Last week, we shared a few of the many considerations to keep in mind when designing for digital print, like color, transparencies, resolution, fonts and margins. Now, let’s turn our attention towards some additional pre-and post-production tips…


Saving Images

When designing for digital and saving image files, always make sure to embed the correct source color space. It is best to save images in either TIFF or EPS which can embed color information into the PostScript code. Also, if you are working in softwares that work off of links, such as InDesign, always be sure to properly package your completed artwork file. If a link goes missing, that image or artwork will appear very low res in your design; missing fonts will be replaced automatically with something similar. Packaging your files will ensure all fonts and links (photos, vector artwork, etc.) used will be stored together throughout pre and post production processes.

Test your Variable Data

One of the many benefits of digital print is the ability to incorporate variable data, allowing each printed page to be unique and personalized – mail pieces, letters, coupons and the like. It is important that you carefully consider the placement of static and variable information within your document. Always check your database to ensure information is correct. It is also important to consider how longer strings of data will work within the layout of your piece and the designated variable fields. Check to see how longer names, for example, are handled and keep an eye open for unnatural line breaks.

Finishing Touches

When designing for digital, always be considerate for how the final piece will be finished. In digital processes, because the toner sits atop of the paper in most cases, any area containing toner that will require folding is susceptible to cracking. To minimize this, consider avoiding heavy area coverage at folds. If that isn’t possible, you may look into scoring the sheet prior to folding.
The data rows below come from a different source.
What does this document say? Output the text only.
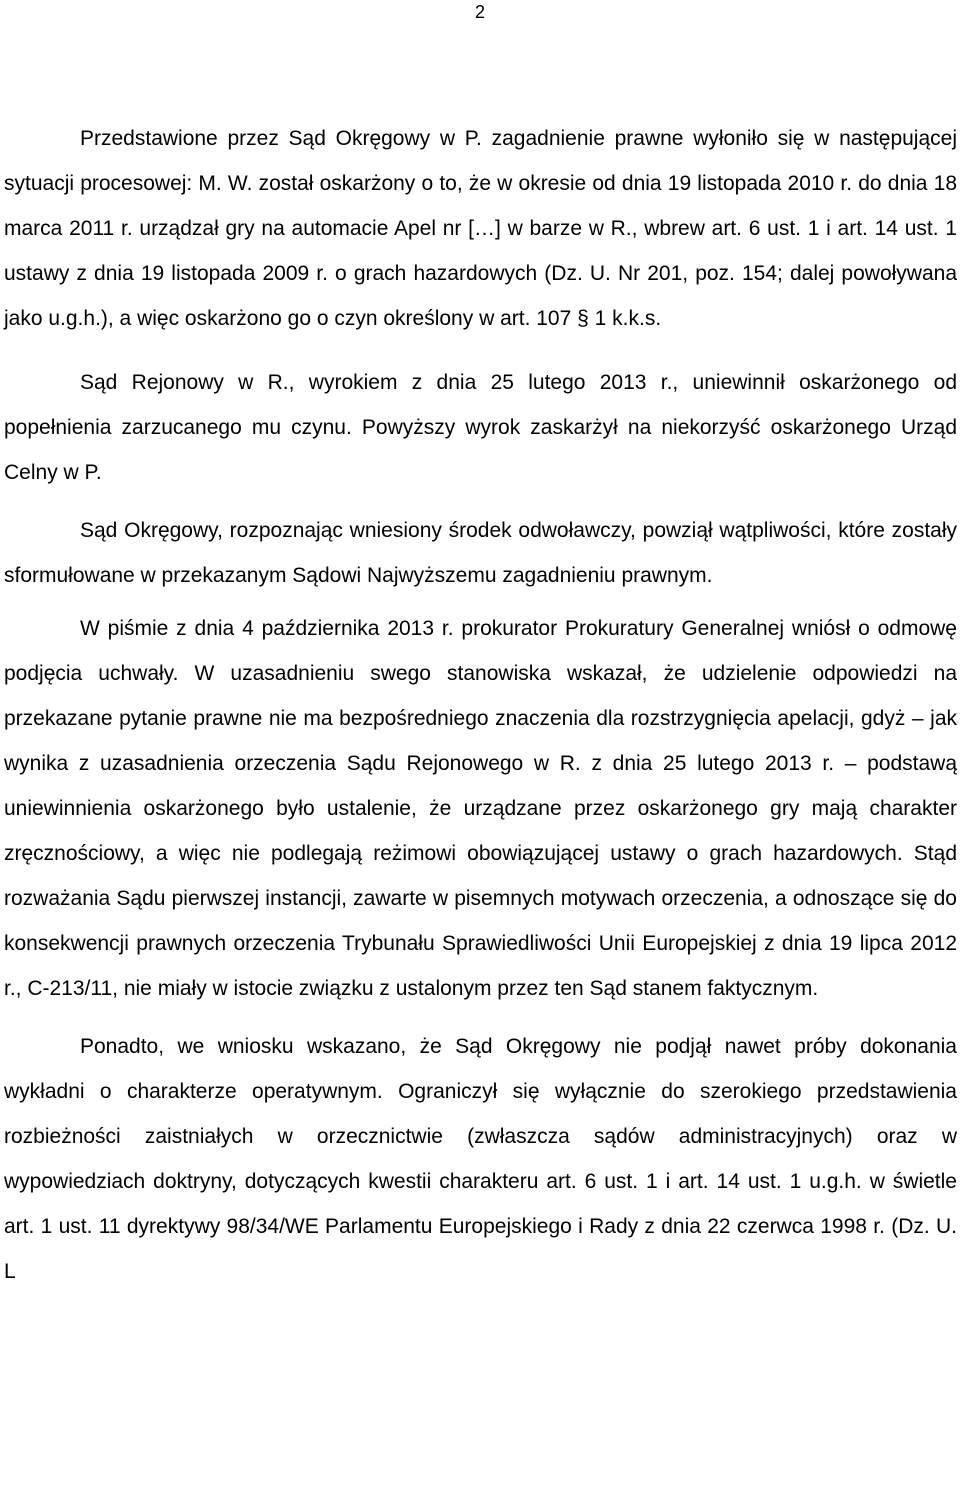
2

Przedstawione przez Sąd Okręgowy w P. zagadnienie prawne wyłoniło się w następującej sytuacji procesowej: M. W. został oskarżony o to, że w okresie od dnia 19 listopada 2010 r. do dnia 18 marca 2011 r. urządzał gry na automacie Apel nr […] w barze w R., wbrew art. 6 ust. 1 i art. 14 ust. 1 ustawy z dnia 19 listopada 2009 r. o grach hazardowych (Dz. U. Nr 201, poz. 154; dalej powoływana jako u.g.h.), a więc oskarżono go o czyn określony w art. 107 § 1 k.k.s.

Sąd Rejonowy w R., wyrokiem z dnia 25 lutego 2013 r., uniewinnił oskarżonego od popełnienia zarzucanego mu czynu. Powyższy wyrok zaskarżył na niekorzyść oskarżonego Urząd Celny w P.

Sąd Okręgowy, rozpoznając wniesiony środek odwoławczy, powziął wątpliwości, które zostały sformułowane w przekazanym Sądowi Najwyższemu zagadnieniu prawnym.

W piśmie z dnia 4 października 2013 r. prokurator Prokuratury Generalnej wniósł o odmowę podjęcia uchwały. W uzasadnieniu swego stanowiska wskazał, że udzielenie odpowiedzi na przekazane pytanie prawne nie ma bezpośredniego znaczenia dla rozstrzygnięcia apelacji, gdyż – jak wynika z uzasadnienia orzeczenia Sądu Rejonowego w R. z dnia 25 lutego 2013 r. – podstawą uniewinnienia oskarżonego było ustalenie, że urządzane przez oskarżonego gry mają charakter zręcznościowy, a więc nie podlegają reżimowi obowiązującej ustawy o grach hazardowych. Stąd rozważania Sądu pierwszej instancji, zawarte w pisemnych motywach orzeczenia, a odnoszące się do konsekwencji prawnych orzeczenia Trybunału Sprawiedliwości Unii Europejskiej z dnia 19 lipca 2012 r., C-213/11, nie miały w istocie związku z ustalonym przez ten Sąd stanem faktycznym.

Ponadto, we wniosku wskazano, że Sąd Okręgowy nie podjął nawet próby dokonania wykładni o charakterze operatywnym. Ograniczył się wyłącznie do szerokiego przedstawienia rozbieżności zaistniałych w orzecznictwie (zwłaszcza sądów administracyjnych) oraz w wypowiedziach doktryny, dotyczących kwestii charakteru art. 6 ust. 1 i art. 14 ust. 1 u.g.h. w świetle art. 1 ust. 11 dyrektywy 98/34/WE Parlamentu Europejskiego i Rady z dnia 22 czerwca 1998 r. (Dz. U. L
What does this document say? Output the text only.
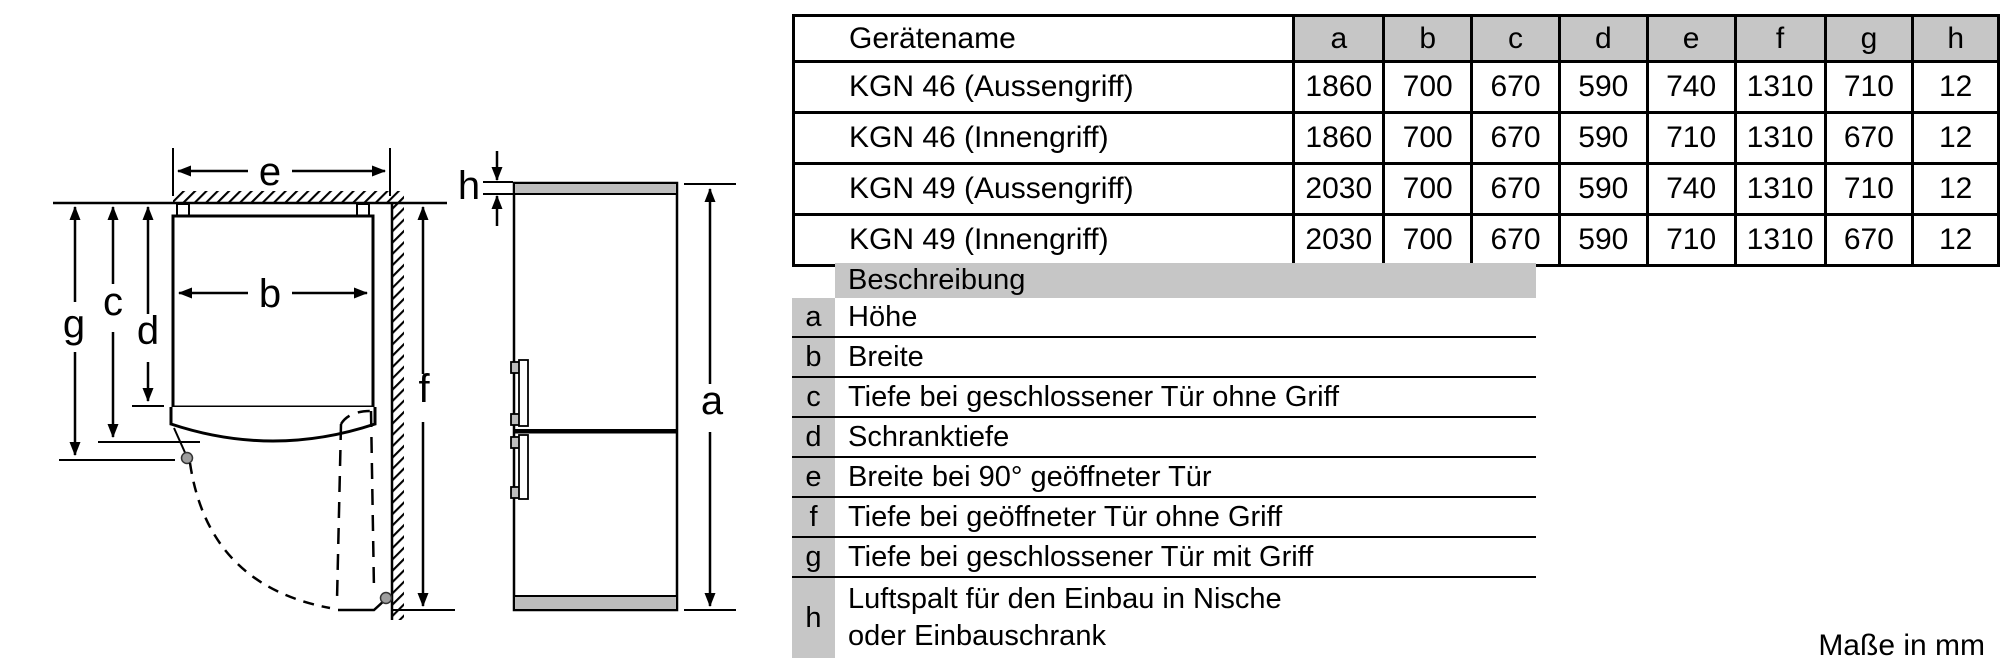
e
b
g c
d
f
h
a
Gerätename	a	b	c	d	e	f	g	h
KGN 46 (Aussengriff)	1860	700	670	590	740	1310	710	12
KGN 46 (Innengriff)	1860	700	670	590	710	1310	670	12
KGN 49 (Aussengriff)	2030	700	670	590	740	1310	710	12
KGN 49 (Innengriff)	2030	700	670	590	710	1310	670	12
Beschreibung
a Höhe
b Breite
c Tiefe bei geschlossener Tür ohne Griff
d Schranktiefe
e Breite bei 90° geöffneter Tür
f	Tiefe bei geöffneter Tür ohne Griff
g Tiefe bei geschlossener Tür mit Griff
h
Luftspalt für den Einbau in Nische
oder Einbauschrank	Maße in mm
In the case of perfect bound books, it is important to note that this process relies on liquid glue to hold the book intact. Since liquid glue may have trouble adhering to the substrate if it has been imaged, it is best to consider using a coated one side paper and avoiding any printing on the inside spine. For best results, ensure the image is held back 2-3 mm from the spine. Similarly, interior pages should have the same non-printing setback of 2-3 mm to ensure optimum glue adhesion.